De notre point de vue, le Secrétariat général du Gouvernement devrait figurer dans l’organigramme de la Présidence de la République. À nos yeux, trois options sont possibles comme nouvelle conception du SGG.

Option n° 1 : Transformer le SGG en un Secrétariat du Conseil des ministres rattaché au Secrétariat général de la Présidence de la République
On semble oublier que c’est cette option qui avait été retenue en 1983 à la suite de la promulgation de la loi n° 83-555 du 1er mai 1983 portant révision de la Constitution, qui sert aujourd’hui de référence historique. En effet, en 1983, Abdou Diouf avait choisi la suppression du SGG pour ne retenir qu’un Secrétariat du Conseil des ministres rattaché au Secrétariat de la Présidence de la République (cf. article 18 du décret n° 83-463 du 1er mai 1983 relatif à l'organisation de la Présidence de la République).
Une variante de cette option serait d’avoir un Secrétariat du Conseil des ministres rattaché
directement au chef de l’Etat.

Option n° 2 : Attribuer toutes les missions et tâches précédemment exercées par le SGG au Secrétaire général de la Présidence de la République (SGPR)
En d’autres mots, il s’agit de supprimer la fonction de Secrétaire général du Gouvernement.

Option n° 3 : Considérer le Secrétariat général du Gouvernement comme un organe administratif placé sous l’autorité directe du Président de la République
Il s’agit ici d’un rattachement direct du SGG à la Présidence de la République en le dotant d’une administration propre. Dans cette formule, rien ne s’oppose à ce que le SGG dispose d'un budget propre dont il est ordonnateur ainsi que de moyens humains et matériels qu’il gère directement, sous réserve de revoir l’organisation et le fonctionnement du SGPR.

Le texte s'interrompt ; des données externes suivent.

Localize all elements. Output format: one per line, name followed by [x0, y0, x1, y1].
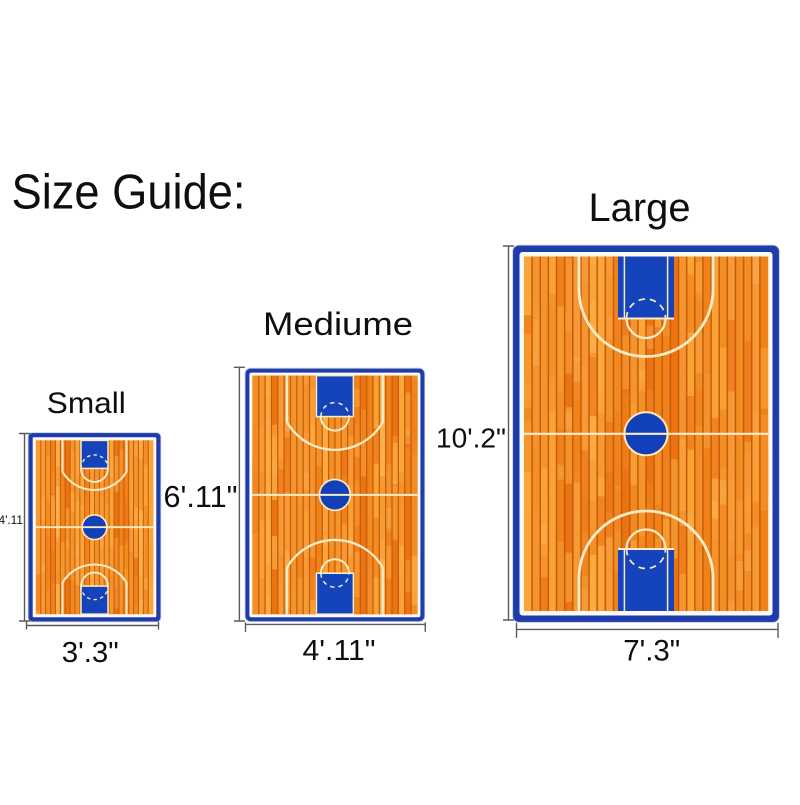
svg-text:10'.2": 10'.2" — [436, 423, 506, 454]
svg-text:4'.11": 4'.11" — [303, 635, 376, 667]
svg-text:Large: Large — [589, 186, 691, 230]
svg-text:Small: Small — [47, 387, 126, 420]
svg-text:4'.11: 4'.11 — [0, 515, 23, 527]
svg-text:6'.11": 6'.11" — [164, 479, 238, 514]
svg-text:Size Guide:: Size Guide: — [12, 166, 246, 220]
svg-text:3'.3": 3'.3" — [62, 637, 119, 669]
svg-text:7'.3": 7'.3" — [623, 634, 680, 667]
svg-text:Mediume: Mediume — [263, 306, 413, 342]
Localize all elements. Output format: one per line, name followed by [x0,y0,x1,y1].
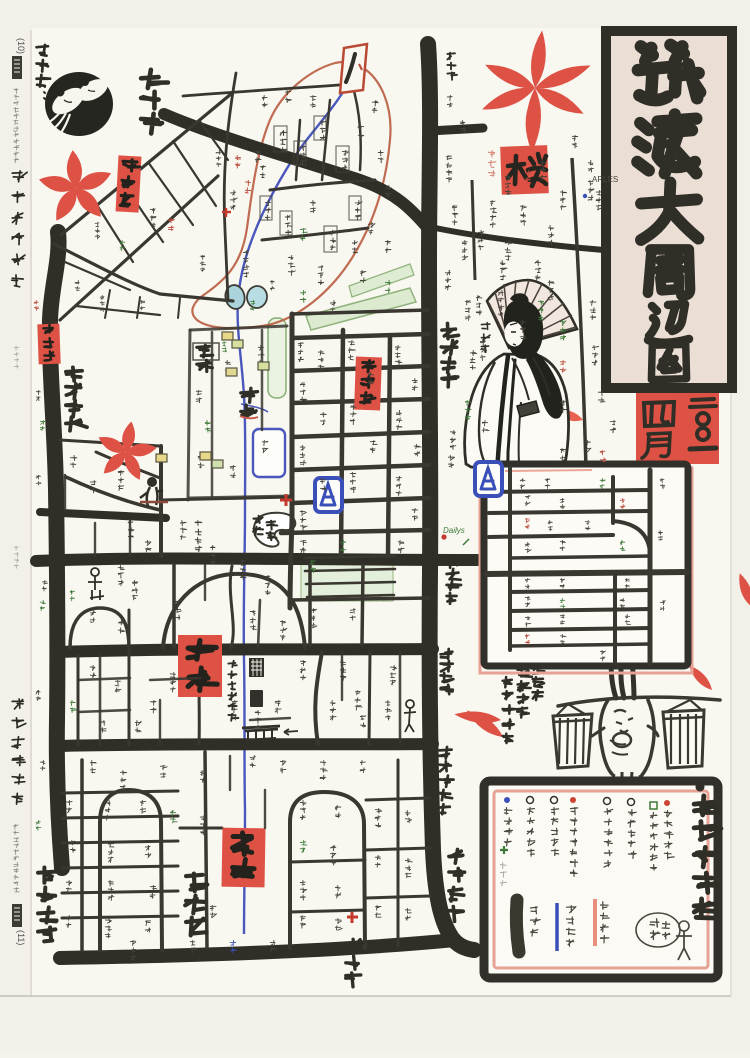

Quelle que soit l’option retenue, nous devons garder à l’esprit que la mission première du SGG est la coordination du travail gouvernemental et non la gestion de services administratifs. Dès lors, demander au SGG de travailler en mode « fast-track » ne va pas de pair avec les nombreuses tâches de gestion administrative résultant du rattachement de trente (30) services et administrations (contre près de 70 services et cellules à la Présidence de la République) sans parler de la gestion budgétaire (près de 37 milliards de francs CFA pour l’ensemble des organes du SGG).
Nous estimons que tous les services qui étaient destinés à permettre au Premier ministre d’assurer ses compétences générales ne devraient pas être rattachés au SGG ou à la Présidence de la République. Certains devraient pouvoir être rattachés à des départements ministériels.

Les considérations exposées plus haut conduisent à marquer notre étonnement concernant le maintien dans la loi de finances rectificatives de 2019 de la même section budgétaire qui, dans la classification administrative des dépenses de l’État, identifiait le budget de la Primature (conformément à ladite classification, la section identifie les institutions constitutionnelles et les départements ministériels). C’est ainsi que la section 30 était dédiée au budget des services du Premier ministre. C’est par ignorance que nos députés ont voté en loi de finances rectificatives des autorisations de dépenses au profit du SGG, comme s’il était une institution constitutionnelle ce qui est une violation de la loi organique relative aux lois de finances de 2011 notamment de l’article 12 qui dispose : « Les lois de finances répartissent les crédits budgétaires qu’elles ouvrent entre les différents ministères et institutions constitutionnelles ». Or, le Secrétariat général du Gouvernement n’est pas et ne peut être assimilé à un pouvoir public constitutionnel.

En conclusion, il est souhaitable de procéder à un réexamen d’ensemble de l’organisation actuelle du SGG en vue de le repositionner comme organe permanent de la Présidence de la République chargé principalement de la coordination de l’activité des membres du Gouvernement.